Mes ennuis viennent d’ailleurs. Le métier, la province, les tracasseries, la stupidité des élèves, etc., d’abord. La consolation, c’est que cela ne me prend que deux heures par jour. — Ajoute la certitude d’être et de rester petit valet aux ordres des muphtis universitaires.


Qui n’a pas dans la vie
Un petit, grain d’ambition ?


Ce petit grain, on l’écrase, il germe toujours et il faut beaucoup de philosophie pour s’accoutumer à la pensée de passer sa vie à Poitiers ou Draguignan, parmi les contrariétés et dans la solitude.
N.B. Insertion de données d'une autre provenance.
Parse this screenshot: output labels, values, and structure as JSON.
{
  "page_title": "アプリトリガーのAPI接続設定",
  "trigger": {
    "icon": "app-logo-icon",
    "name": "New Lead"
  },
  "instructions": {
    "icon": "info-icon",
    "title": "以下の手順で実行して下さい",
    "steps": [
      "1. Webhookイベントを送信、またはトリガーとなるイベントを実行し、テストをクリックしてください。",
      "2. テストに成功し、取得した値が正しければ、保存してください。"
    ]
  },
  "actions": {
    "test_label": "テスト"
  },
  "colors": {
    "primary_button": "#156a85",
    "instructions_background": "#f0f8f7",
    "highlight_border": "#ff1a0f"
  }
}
D’avenir universitaire, point ; je ne sais qu’un moyen d’en avoir : de trouver une madone qui me fasse un signe de tête, et de faire communion publique. Malheureusement, la madone ne s’est pas encore rencontrée. — D’avenir mondain, pas davantage. On lira ton beau style ; mais qui s’occupe de philosophie ? Et, parmi ceux qui y jettent les yeux, combien y en a-t-il qui n’en fassent pas une arme politique ? Je trouverai en France six rats de cave comme moi et quatre curieux comme toi qui voudront me lire, et, si j’écris, c’est pour le plaisir de voir mes idées proprement enfilées les unes au bout des autres, et de faire la roue intérieurement avec mon nouveau collier. — Il faut supprimer

  1. La Théorie de l’Intelligence.
  2. Gréard, ibid., p. 197 :…Je ne te parlerais pas tant de toi-même, si je n’avais eu vaguement de mauvaises nouvelles sur l’état de ton esprit. Cet esprit-là est à nous tous et il faut le garder, brillant et tranchant, comme notre meilleure épée.